Der Stockwerkeigentümer A konnte vorliegend keine ausreichenden Beweise vorlegen, dass ihm ein solches Nutzungs- und Gebrauchsrecht eingeräumt wurde. Weil er insbesondere keinen ordnungsgemäss zustande gekommenen Beschluss der Stockwerkeigentümerversammlung in Form eines schriftlichen Zirkulationsbeschlusses oder eines mündlich gefassten und anschliessend protokollierten Beschlusses vorweisen konnte, wies das Bundesgericht seine Beschwerde ab.

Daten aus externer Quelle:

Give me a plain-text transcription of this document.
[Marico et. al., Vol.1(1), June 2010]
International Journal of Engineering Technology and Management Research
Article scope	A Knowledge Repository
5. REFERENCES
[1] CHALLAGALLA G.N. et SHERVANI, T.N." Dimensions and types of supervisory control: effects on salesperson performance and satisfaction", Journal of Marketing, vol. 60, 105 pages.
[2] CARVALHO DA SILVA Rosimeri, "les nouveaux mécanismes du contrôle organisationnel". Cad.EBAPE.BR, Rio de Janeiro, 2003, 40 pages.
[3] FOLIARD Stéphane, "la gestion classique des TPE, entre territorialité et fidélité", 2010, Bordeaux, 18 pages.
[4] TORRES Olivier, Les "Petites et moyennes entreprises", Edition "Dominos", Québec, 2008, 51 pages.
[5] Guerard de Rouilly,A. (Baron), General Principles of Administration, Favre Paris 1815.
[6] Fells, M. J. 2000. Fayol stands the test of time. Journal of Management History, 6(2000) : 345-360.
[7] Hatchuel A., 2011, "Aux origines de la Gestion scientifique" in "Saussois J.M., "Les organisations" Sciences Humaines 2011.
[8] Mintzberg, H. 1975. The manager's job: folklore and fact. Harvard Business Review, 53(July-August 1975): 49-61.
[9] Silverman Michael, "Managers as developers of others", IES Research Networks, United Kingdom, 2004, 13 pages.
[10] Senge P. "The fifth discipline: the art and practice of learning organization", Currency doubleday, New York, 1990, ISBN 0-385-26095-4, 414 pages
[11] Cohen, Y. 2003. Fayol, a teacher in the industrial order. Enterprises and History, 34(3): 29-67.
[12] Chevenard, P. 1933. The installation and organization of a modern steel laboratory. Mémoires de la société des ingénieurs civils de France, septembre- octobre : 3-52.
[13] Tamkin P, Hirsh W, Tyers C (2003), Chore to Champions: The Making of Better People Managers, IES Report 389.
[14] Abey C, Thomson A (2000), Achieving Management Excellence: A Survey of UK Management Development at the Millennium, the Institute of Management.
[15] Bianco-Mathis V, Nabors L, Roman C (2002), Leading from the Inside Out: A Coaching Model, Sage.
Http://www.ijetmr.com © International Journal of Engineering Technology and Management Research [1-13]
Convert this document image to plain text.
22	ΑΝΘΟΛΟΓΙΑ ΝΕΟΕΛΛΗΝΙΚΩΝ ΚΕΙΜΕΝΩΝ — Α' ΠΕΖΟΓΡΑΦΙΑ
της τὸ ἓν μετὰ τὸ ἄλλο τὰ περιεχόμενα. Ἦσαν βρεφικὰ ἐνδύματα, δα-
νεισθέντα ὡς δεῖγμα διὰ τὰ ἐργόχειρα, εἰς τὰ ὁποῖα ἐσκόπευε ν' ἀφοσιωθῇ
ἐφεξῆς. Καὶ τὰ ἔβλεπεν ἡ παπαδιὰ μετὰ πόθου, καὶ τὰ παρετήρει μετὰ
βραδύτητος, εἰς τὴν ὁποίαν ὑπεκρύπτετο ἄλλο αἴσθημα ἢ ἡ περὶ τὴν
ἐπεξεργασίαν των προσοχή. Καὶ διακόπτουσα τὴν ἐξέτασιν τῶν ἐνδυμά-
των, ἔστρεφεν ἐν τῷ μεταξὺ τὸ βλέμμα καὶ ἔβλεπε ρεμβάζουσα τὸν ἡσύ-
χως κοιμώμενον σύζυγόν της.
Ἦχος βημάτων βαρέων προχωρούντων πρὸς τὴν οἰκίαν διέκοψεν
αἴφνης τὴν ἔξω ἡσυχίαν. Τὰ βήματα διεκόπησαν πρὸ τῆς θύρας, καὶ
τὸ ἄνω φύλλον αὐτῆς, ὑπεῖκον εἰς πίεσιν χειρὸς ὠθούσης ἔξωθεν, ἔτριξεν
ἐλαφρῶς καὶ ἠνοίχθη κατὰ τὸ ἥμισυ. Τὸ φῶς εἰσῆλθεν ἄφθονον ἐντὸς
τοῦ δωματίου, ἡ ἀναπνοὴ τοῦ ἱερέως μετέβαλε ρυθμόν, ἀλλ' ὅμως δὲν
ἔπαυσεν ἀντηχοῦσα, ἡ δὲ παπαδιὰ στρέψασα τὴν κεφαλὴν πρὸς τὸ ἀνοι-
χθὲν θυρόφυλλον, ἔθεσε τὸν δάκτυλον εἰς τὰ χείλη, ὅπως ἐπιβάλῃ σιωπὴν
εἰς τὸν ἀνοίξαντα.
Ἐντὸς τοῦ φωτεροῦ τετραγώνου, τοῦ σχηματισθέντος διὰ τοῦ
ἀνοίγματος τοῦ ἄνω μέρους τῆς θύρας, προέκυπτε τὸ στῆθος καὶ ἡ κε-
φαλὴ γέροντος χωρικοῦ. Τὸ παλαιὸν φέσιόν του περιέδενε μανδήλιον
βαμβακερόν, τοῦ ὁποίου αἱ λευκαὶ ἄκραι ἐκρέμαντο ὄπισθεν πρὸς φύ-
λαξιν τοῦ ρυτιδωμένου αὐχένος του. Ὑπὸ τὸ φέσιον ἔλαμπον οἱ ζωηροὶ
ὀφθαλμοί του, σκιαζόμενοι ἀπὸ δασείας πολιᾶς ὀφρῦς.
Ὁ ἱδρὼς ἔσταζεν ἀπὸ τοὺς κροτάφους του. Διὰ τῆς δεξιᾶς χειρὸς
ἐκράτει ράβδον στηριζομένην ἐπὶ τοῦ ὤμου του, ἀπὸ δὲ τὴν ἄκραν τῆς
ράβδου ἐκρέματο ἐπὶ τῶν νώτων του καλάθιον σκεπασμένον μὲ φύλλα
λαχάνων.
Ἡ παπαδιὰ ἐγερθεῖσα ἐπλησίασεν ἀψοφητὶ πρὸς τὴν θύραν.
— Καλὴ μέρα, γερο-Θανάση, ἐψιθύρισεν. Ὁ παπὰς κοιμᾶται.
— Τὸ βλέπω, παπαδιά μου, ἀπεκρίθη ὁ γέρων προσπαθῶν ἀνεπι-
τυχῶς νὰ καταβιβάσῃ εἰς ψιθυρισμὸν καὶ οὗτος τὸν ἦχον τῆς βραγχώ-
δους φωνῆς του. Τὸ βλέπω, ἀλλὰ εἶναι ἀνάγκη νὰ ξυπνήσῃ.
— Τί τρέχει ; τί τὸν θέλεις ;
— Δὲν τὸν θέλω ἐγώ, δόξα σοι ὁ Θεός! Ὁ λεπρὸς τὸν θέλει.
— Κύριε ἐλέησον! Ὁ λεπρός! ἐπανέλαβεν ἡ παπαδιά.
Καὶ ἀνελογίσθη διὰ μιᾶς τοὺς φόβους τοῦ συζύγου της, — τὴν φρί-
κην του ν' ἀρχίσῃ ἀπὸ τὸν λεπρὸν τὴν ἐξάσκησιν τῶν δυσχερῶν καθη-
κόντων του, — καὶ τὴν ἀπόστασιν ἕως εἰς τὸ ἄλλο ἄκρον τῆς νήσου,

Zusammenfassung und Schlussfolgerungen

Das Bundesgericht stellte in seinem Entscheid klar, dass ein Stockwerkeigentümer zur Ausübung des Vetorechts nicht nur bei luxuriösen, sondern auch bei nützlichen baulichen Massnahmen eine dingliche Berechtigung oder ein von den anderen Stockwerkeigentümern rechtsgenügend eingeräumten Nutzungs- und Gebrauchsrecht haben muss.  Dieser Entscheid ist nachvollziehbar und sachgerecht, doch war diese Klarstellung notwendig, weil zumindest aus dem blossen Wortlaut von Art. 647d Abs. 2 ZGB (im Gegensatz zu Art. 647e Abs. 2 ZGB) nicht ohne weiteres hervorgeht, dass auch bei nützlichen baulichen Massnahmen ein solches Nutzungs- und Gebrauchsrecht für die Ausübung des Vetorechts vorausgesetzt wird.